As Don De Lillo approaches 80, he meditates upon death
“We are born without choosing to be. Should we have to die in the same manner? Isn’t it a human glory to refuse to accept a certain fate?” — Zero K
Immortality through cryonics is the central plot device in the latest novel by Don De Lillo, one of America’s best writers. Zero K takes the reader to a remote secret compound called “the Convergence” where bodies are frozen until a technology is developed to awaken them.
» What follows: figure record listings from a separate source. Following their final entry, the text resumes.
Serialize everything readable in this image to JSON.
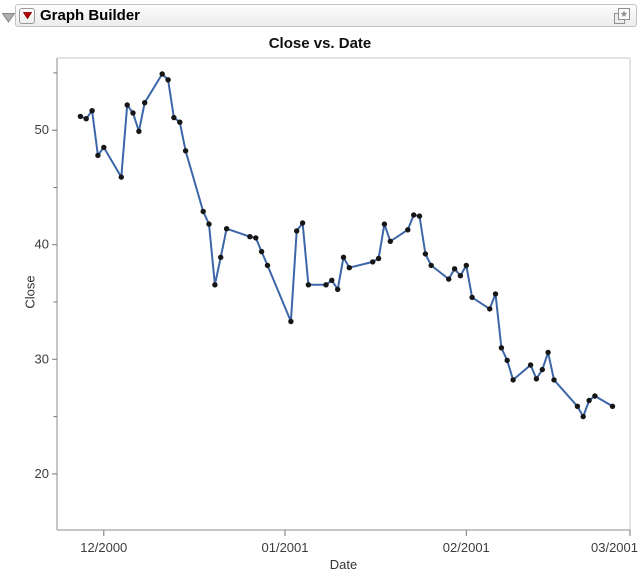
{
  "window": {
    "header": {
      "title": "Graph Builder",
      "icons": {
        "disclosure_icon": "gray-triangle-down",
        "red_triangle_menu_icon": "red-triangle-down",
        "journal_star_icon": "layered-squares-with-star"
      }
    }
  },
  "colors": {
    "line": "#3c66a8",
    "marker": "#161616",
    "red_triangle": "#c00000",
    "axis_line": "#8c8c8c",
    "frame_border": "#c9c9c9",
    "tick": "#787878",
    "tick_label": "#3c3c3c"
  },
  "chart_data": {
    "type": "line",
    "title": "Close vs. Date",
    "xlabel": "Date",
    "ylabel": "Close",
    "x_type": "date",
    "grid": false,
    "legend": "none",
    "xlim": [
      "2000-11-23",
      "2001-03-01"
    ],
    "ylim": [
      15.1,
      56.3
    ],
    "x_ticks": [
      {
        "date": "2000-12-01",
        "label": "12/2000"
      },
      {
        "date": "2001-01-01",
        "label": "01/2001"
      },
      {
        "date": "2001-02-01",
        "label": "02/2001"
      },
      {
        "date": "2001-03-01",
        "label": "03/2001"
      }
    ],
    "y_ticks": [
      {
        "value": 20,
        "label": "20"
      },
      {
        "value": 30,
        "label": "30"
      },
      {
        "value": 40,
        "label": "40"
      },
      {
        "value": 50,
        "label": "50"
      }
    ],
    "y_minor_ticks": [
      25,
      35,
      45,
      55
    ],
    "points": [
      {
        "date": "2000-11-27",
        "close": 51.2
      },
      {
        "date": "2000-11-28",
        "close": 51.0
      },
      {
        "date": "2000-11-29",
        "close": 51.7
      },
      {
        "date": "2000-11-30",
        "close": 47.8
      },
      {
        "date": "2000-12-01",
        "close": 48.5
      },
      {
        "date": "2000-12-04",
        "close": 45.9
      },
      {
        "date": "2000-12-05",
        "close": 52.2
      },
      {
        "date": "2000-12-06",
        "close": 51.5
      },
      {
        "date": "2000-12-07",
        "close": 49.9
      },
      {
        "date": "2000-12-08",
        "close": 52.4
      },
      {
        "date": "2000-12-11",
        "close": 54.9
      },
      {
        "date": "2000-12-12",
        "close": 54.4
      },
      {
        "date": "2000-12-13",
        "close": 51.1
      },
      {
        "date": "2000-12-14",
        "close": 50.7
      },
      {
        "date": "2000-12-15",
        "close": 48.2
      },
      {
        "date": "2000-12-18",
        "close": 42.9
      },
      {
        "date": "2000-12-19",
        "close": 41.8
      },
      {
        "date": "2000-12-20",
        "close": 36.5
      },
      {
        "date": "2000-12-21",
        "close": 38.9
      },
      {
        "date": "2000-12-22",
        "close": 41.4
      },
      {
        "date": "2000-12-26",
        "close": 40.7
      },
      {
        "date": "2000-12-27",
        "close": 40.6
      },
      {
        "date": "2000-12-28",
        "close": 39.4
      },
      {
        "date": "2000-12-29",
        "close": 38.2
      },
      {
        "date": "2001-01-02",
        "close": 33.3
      },
      {
        "date": "2001-01-03",
        "close": 41.2
      },
      {
        "date": "2001-01-04",
        "close": 41.9
      },
      {
        "date": "2001-01-05",
        "close": 36.5
      },
      {
        "date": "2001-01-08",
        "close": 36.5
      },
      {
        "date": "2001-01-09",
        "close": 36.9
      },
      {
        "date": "2001-01-10",
        "close": 36.1
      },
      {
        "date": "2001-01-11",
        "close": 38.9
      },
      {
        "date": "2001-01-12",
        "close": 38.0
      },
      {
        "date": "2001-01-16",
        "close": 38.5
      },
      {
        "date": "2001-01-17",
        "close": 38.8
      },
      {
        "date": "2001-01-18",
        "close": 41.8
      },
      {
        "date": "2001-01-19",
        "close": 40.3
      },
      {
        "date": "2001-01-22",
        "close": 41.3
      },
      {
        "date": "2001-01-23",
        "close": 42.6
      },
      {
        "date": "2001-01-24",
        "close": 42.5
      },
      {
        "date": "2001-01-25",
        "close": 39.2
      },
      {
        "date": "2001-01-26",
        "close": 38.2
      },
      {
        "date": "2001-01-29",
        "close": 37.0
      },
      {
        "date": "2001-01-30",
        "close": 37.9
      },
      {
        "date": "2001-01-31",
        "close": 37.3
      },
      {
        "date": "2001-02-01",
        "close": 38.2
      },
      {
        "date": "2001-02-02",
        "close": 35.4
      },
      {
        "date": "2001-02-05",
        "close": 34.4
      },
      {
        "date": "2001-02-06",
        "close": 35.7
      },
      {
        "date": "2001-02-07",
        "close": 31.0
      },
      {
        "date": "2001-02-08",
        "close": 29.9
      },
      {
        "date": "2001-02-09",
        "close": 28.2
      },
      {
        "date": "2001-02-12",
        "close": 29.5
      },
      {
        "date": "2001-02-13",
        "close": 28.3
      },
      {
        "date": "2001-02-14",
        "close": 29.1
      },
      {
        "date": "2001-02-15",
        "close": 30.6
      },
      {
        "date": "2001-02-16",
        "close": 28.2
      },
      {
        "date": "2001-02-20",
        "close": 25.9
      },
      {
        "date": "2001-02-21",
        "close": 25.0
      },
      {
        "date": "2001-02-22",
        "close": 26.4
      },
      {
        "date": "2001-02-23",
        "close": 26.8
      },
      {
        "date": "2001-02-26",
        "close": 25.9
      }
    ]
  }
}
A billionaire takes his dying wife there to be frozen and has to decide whether he will join her, even though he is healthy, or whether he will live on, battling against existential doubt and a loveless life. The story is narrated by his son who is sceptical of the promises of the cult of frozen immortality and returns to New York in the second half of the novel.
The Convergence is a elaborate pastiche of the real-life Alcor Life Extension Foundation, a facility in Scottsdale, Arizona, where 144 heads and bodies along with a few dozen pets are currently stored in liquid nitrogen awaiting resurrection.
The setting of his 16th novel gives De Lillo abundant opportunity for his signature reflections on life, death, commercialism, branding, marriage and the loneliness and alienation of post-modern living. As most reviewers have pointed out, the 79-year-old author is reflecting on his own mortality as well.